On the one hand, there are those who believe in the objectivity of the research process and methodology. On the other hand, there are those who believe in the subjectivity of it. Nevertheless, boyd and Crawford believe that any minor decision taken to filter the data shapes the subjectivity of the method. Through the use of subjectivity and questioning of the data the process avoids being flawed or misleading. Furthermore, the third provocation lays emphasis on the overriding assumption that the bigger the data and the more one makes use of, the better the results will be. This assumption, as boyd and Crawford clarify, is wrong as both large and small data render insightful research results. Quantity does not necessarily signify quality and in fact, as boyd and Crawford believe, in many instances smaller sets of data render better results. The fourth provocation suggests how all data is not equal, thus ushering the need to consider the data in accordance with the differing contexts and the platform where it has been gathered from.
Data ought to be contextualized, and researchers ought to avoid making assumptions about the data or the patterns that have been created by it, as otherwise, it will lead to flawed or skewed results. In addition, boyd and Crawford’s fifth provocation relates to the level of publicness of a user’s data and the need to consider and question the underlying ethics of the data-gathering process in undertaking research. The provocation emphasizes on the need for researchers to acknowledge the consequences of gathering and using data without questioning the ethical framework. For boyd and Crawford, showing accountability is crucial not only for users but also for the field of research to which the researchers belong to. Lastly, the sixth provocation highlights the digital divide created by large institutions and corporations which own most of the power and control over the means to access large sets of data. Access to data, as the authors suggest, has somehow become a privilege where only but a few individuals, universities, and corporations are able to grow and be recognized as a result of the data, information, and knowledge they have access to. Hence, this divide is increasingly strengthening a system of data and information rich and poor.

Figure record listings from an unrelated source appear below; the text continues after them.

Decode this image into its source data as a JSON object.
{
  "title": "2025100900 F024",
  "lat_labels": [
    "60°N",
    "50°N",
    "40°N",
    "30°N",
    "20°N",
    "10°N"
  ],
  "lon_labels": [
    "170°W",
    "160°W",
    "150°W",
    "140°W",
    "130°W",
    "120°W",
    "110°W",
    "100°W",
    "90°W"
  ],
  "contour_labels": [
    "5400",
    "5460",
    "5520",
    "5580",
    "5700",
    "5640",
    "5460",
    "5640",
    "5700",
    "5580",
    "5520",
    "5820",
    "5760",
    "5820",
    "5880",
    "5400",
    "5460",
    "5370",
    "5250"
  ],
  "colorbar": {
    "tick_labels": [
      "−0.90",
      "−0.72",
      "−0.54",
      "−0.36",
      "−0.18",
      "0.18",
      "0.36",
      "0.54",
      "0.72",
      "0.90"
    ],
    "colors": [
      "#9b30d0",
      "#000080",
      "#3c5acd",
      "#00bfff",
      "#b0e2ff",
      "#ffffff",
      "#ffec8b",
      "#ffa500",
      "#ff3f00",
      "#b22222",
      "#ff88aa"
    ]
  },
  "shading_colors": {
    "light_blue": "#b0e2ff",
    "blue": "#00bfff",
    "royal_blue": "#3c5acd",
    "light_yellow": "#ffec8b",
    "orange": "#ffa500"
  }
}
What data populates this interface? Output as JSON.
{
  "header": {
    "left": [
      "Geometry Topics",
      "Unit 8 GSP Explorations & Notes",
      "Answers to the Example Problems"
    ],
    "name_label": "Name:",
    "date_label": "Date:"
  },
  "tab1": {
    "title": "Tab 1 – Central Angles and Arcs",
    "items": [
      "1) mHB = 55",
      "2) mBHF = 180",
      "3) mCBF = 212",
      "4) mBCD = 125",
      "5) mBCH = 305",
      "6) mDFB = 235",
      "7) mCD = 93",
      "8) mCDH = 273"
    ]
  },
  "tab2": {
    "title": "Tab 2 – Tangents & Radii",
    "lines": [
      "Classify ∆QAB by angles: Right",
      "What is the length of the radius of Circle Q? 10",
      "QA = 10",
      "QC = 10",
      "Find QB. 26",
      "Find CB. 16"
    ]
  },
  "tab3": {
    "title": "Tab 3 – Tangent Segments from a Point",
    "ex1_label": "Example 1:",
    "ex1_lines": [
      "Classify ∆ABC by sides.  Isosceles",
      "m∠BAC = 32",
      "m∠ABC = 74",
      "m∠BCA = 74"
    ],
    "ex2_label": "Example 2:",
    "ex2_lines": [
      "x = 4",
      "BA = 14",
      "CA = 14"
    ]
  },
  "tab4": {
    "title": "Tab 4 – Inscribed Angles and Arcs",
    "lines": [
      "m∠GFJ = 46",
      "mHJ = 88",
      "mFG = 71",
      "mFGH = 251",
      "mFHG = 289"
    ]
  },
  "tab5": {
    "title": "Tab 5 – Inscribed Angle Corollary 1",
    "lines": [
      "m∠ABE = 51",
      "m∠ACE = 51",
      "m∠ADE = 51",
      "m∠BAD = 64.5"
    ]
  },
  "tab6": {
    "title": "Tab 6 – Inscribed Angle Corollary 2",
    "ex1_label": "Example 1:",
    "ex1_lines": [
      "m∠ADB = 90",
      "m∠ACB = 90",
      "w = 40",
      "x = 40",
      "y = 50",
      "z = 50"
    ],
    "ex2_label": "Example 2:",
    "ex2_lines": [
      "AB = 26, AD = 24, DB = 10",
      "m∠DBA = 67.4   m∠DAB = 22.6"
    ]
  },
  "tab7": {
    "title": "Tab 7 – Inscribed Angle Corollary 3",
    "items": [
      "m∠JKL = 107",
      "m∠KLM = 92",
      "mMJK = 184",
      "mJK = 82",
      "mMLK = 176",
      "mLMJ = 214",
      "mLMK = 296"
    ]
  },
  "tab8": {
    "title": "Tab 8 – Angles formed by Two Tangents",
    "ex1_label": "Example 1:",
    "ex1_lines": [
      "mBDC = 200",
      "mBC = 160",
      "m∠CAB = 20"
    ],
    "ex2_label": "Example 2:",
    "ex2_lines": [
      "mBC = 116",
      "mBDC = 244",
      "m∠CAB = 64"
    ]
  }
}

To conclude, taking accountability, being aware of who handles the data, with what aim, how this data is being accessed and by whom are all important matters one ought to consider for the good of everyone’s future in a world of big data. This article has presented an outline of the ethical and epistemological provocations which one ought to take into account when undertaking research. This article will certainly act as an ethical reminder for the need to question and contextualize data gathered during the research process of the dissertation. Perhaps, one of the limitations has been the lean towards a rather pessimistic view of the notion of big data rather than providing a balanced reading of both aspects. In spite of this limitation, boyd and Crawford’s article has served more useful than Cukier and Schoenberger’s account which through their enthusiasm fail to provide depth on the dangers of the big data phenomenon. boyd and Crawford’s article notably counters the overall approach taken by Cukier and Schoenberger. However, both of these sources share a common view on the claims made with regard to the consequences and implications of big data.